Following a comprehensive loss in the mayoral elections, and after half a decade of people telling him his perspective was needed in parliament, he joined the Green party in 2023 and became an MP at number 11 on the party list. 

But Fa’anānā was not a party man, he was a people man. His concerns were entirely about how best to serve his people, rather than any party, and for a while it seemed he had no interest in advancing his own career beyond his community. In 2017, he spoke of his feelings towards the political system and Pacific leaders within it. “My own people may be unhappy with my views, but I believe that a lot of Pacific politicians have been giving into a system that’s feeding them but that’s not bringing our people forward,” he said. “There’s a whole lot of rhetoric around the rising tide lifting all the boats. But too often the rising tide is only serving white middle-class New Zealand.

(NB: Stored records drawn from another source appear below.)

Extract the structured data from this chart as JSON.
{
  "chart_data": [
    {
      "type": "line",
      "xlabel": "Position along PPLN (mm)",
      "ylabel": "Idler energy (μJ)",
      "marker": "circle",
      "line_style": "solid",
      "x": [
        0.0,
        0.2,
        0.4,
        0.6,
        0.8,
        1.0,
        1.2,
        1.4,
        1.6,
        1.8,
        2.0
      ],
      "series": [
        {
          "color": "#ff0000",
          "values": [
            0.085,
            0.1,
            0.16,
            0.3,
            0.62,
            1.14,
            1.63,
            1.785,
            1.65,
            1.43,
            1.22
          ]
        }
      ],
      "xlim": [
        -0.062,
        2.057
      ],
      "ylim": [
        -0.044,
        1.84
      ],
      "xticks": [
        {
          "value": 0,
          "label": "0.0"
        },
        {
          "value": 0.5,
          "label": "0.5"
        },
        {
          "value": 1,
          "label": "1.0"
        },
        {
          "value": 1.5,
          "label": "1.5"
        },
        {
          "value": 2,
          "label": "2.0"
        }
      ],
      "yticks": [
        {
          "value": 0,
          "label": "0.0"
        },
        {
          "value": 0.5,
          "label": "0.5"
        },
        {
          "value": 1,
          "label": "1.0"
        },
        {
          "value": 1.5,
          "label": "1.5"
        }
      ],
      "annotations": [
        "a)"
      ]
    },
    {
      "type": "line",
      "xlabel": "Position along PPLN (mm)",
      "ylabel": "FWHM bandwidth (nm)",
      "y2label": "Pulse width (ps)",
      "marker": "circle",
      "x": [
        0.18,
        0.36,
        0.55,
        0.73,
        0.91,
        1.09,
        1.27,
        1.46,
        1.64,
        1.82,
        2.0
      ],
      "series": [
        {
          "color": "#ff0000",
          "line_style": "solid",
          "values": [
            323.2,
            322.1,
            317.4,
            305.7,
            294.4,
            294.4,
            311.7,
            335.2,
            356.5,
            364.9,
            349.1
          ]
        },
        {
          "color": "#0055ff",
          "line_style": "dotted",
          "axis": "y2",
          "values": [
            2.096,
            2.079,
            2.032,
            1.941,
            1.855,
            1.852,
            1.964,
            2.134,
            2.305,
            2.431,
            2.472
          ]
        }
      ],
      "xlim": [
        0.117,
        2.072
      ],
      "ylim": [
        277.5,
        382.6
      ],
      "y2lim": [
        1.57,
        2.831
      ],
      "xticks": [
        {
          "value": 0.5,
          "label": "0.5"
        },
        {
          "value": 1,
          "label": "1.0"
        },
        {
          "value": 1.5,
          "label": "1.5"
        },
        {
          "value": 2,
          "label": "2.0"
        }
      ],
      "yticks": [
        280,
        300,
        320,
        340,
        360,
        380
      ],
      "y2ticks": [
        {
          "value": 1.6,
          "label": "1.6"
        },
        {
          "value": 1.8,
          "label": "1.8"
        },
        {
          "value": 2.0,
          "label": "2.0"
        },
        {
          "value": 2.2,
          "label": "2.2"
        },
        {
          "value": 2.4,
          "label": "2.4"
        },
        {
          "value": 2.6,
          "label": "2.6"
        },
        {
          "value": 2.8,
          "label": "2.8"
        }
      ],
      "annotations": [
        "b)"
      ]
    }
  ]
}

“And too often, as our people have been climbing their career ladders, they’ve forgotten about their roots.”

Efeso Collins. Credit: Mana Magazine

Tragically, we will never find out whether or not Fa’anānā would live up to that principle in parliament, but if I had to guess, I’d be confident in his links back to his past, his fanau and his people. As an MP for only a few months, he was still finding his feet within the political system when I spoke to him at Waitangi a fortnight ago, but was absorbing everything with the intention of passing it back to his Pacific community. We spoke of him being a necessary bridge between Pasifika and Pālagi, but also Pasifika and Māori, who sit closely in negative statistics and apart in political approaches. He pondered a near future where young Pacific people would be standing alongside Māori in fighting for our futures, both socially and environmentally. He considered himself, at 49, the perfect conduit between his parents’ generation of “work hard, head down” and his two daughters’ generation of further education and understanding of Aotearoa history.

The one note in Fa’anānā’s life that looks out of place is the casual mention of him attending Auckland Grammar. As a staunch South Aucklander and Pacific advocate, it read like a deviation in Fa’anānā’s journey. What was the story there? Turns out, his parents had been told by a Pālagi teacher at intermediate that Fa’anānā was “too bright” to be staying in Ōtara for college. So his parents sent in an out of zone application to Auckland Grammar and he was accepted. Suddenly his prospects were much brighter, was the understanding, and the path to individual success was laid out before him.

Fa’anānā lasted two weeks before returning home. 

Ia manuia lau malaga, Fa’anānā Efeso Collins.